Re: 'setobj' in lua-5.4.0-alpha-rc2 become more faster

Yes. I think you are right. So the cost is Penalty.

The answer in <<64-ia-32-architectures-optimization-manual>> I found it.

In lua5.3.4 source code.

the last code in 'vmcase(OP_FORLOOP)', the last code is 'setivalue(ra+3, idx)', and 'setivalue' will be using separate assignments(one for `value_`, and one for `tt_`, the `value_` is 64 bit, and `tt_` is 32 bit).

Then, luaVM execute the `vmcase(OP_MOVE): setobjs2s(L, ra, RB(i)`, the setobjs2s also use two assignments. But all the two assignment are for 64bit data.

From the <<Intel® 64 and IA-32 Architectures Optimization Reference Manual>> => Chapter 3.6.5 => Fingure 3-3 => Condition (b).
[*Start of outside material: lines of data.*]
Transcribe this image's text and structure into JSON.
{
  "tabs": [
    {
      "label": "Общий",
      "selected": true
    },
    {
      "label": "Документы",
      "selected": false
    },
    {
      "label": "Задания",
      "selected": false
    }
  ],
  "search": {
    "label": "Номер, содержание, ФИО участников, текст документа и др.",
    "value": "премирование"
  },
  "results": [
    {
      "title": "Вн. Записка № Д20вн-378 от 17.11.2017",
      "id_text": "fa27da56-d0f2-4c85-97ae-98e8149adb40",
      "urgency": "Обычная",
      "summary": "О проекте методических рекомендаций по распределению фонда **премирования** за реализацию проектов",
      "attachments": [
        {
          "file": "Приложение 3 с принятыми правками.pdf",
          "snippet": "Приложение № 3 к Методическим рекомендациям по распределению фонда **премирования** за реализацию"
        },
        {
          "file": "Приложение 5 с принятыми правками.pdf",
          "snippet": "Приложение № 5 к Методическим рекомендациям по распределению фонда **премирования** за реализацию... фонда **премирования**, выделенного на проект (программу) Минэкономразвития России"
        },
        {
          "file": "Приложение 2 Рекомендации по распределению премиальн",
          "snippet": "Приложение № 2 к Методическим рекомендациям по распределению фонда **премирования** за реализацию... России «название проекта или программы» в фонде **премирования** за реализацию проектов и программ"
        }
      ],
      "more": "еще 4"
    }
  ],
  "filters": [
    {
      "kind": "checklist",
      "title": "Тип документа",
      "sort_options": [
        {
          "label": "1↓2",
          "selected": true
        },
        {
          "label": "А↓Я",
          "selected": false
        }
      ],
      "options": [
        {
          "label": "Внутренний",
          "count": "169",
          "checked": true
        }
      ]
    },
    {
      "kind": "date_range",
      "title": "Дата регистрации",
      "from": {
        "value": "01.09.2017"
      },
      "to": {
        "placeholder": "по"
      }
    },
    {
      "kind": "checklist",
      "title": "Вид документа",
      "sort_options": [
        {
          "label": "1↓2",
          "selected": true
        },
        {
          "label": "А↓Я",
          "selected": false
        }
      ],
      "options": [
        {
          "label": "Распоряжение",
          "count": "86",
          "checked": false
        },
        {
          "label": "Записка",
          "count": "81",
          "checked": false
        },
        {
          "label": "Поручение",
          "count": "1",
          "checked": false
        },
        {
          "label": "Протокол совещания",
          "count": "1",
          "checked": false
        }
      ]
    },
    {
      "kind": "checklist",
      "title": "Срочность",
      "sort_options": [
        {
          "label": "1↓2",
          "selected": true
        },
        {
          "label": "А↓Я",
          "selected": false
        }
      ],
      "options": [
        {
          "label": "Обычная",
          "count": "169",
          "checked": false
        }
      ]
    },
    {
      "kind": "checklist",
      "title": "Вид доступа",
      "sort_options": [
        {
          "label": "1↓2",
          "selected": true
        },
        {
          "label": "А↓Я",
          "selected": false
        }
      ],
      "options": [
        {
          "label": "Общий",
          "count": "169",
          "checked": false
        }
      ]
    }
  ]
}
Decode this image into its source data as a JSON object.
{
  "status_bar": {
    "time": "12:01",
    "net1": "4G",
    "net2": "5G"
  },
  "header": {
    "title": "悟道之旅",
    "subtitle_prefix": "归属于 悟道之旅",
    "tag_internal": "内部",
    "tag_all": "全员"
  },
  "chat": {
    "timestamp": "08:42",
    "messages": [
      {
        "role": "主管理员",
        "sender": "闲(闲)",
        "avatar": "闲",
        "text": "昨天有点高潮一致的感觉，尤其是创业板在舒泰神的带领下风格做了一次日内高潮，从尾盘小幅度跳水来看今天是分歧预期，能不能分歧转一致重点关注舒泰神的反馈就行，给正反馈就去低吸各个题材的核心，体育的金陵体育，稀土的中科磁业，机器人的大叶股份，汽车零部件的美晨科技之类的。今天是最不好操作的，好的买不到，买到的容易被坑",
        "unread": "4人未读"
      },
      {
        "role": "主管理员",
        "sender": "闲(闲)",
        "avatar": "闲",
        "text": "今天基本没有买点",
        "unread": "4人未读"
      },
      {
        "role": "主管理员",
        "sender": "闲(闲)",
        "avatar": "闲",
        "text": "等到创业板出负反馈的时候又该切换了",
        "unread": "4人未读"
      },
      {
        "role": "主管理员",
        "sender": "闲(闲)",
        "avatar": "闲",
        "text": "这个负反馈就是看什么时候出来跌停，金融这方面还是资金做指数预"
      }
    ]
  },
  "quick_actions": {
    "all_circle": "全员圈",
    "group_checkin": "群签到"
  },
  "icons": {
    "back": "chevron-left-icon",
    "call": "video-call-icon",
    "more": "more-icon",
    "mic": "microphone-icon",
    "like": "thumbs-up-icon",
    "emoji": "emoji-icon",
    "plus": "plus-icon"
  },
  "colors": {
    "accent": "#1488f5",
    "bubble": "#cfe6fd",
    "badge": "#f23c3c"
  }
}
`Size of Load > Store` will has penalty.

Andrew Gierth <andrew@tao11.riddles.org.uk> 于2019年6月16日周日上午3:03写道：

>>>>> ">" == 重归混沌 <findstrx@gmail.com> writes:

>> I modify the lua test code and do nothing with lua5.3.4 source code, then
>> setobj become faster.

>> Most likely, the key point is cache. But no answer in
>> <<64-ia-32-architectures-optimization-manual.

OK, I found out why this happens.

When the OP_FORLOOP code assigns a value to the visible loop variable,
it does so using two separate assignments (see the setivalue macro): one
to the value, one to the tag. The first is a 64-bit move, the second a
32-bit one. The 32-bit padding at the end of the TValue is not modified.

It turns out that when you write a 32-bit value, and then immediately
read the same location as a 64-bit or larger value, then this causes a
stall in the processor, even (apparently) if everything is hot enough to
already be in L1 cache. Presumably the pending store, which is on some
memory write pipeline, is treated as invalidating any memory fetch which
overlaps it.

If instead you write a 32-bit value and then immediately read it back
_as a 32-bit value_, then there is no stall, presumably because the
processor can fetch the whole value out of the write pipeline.

--
Andrew.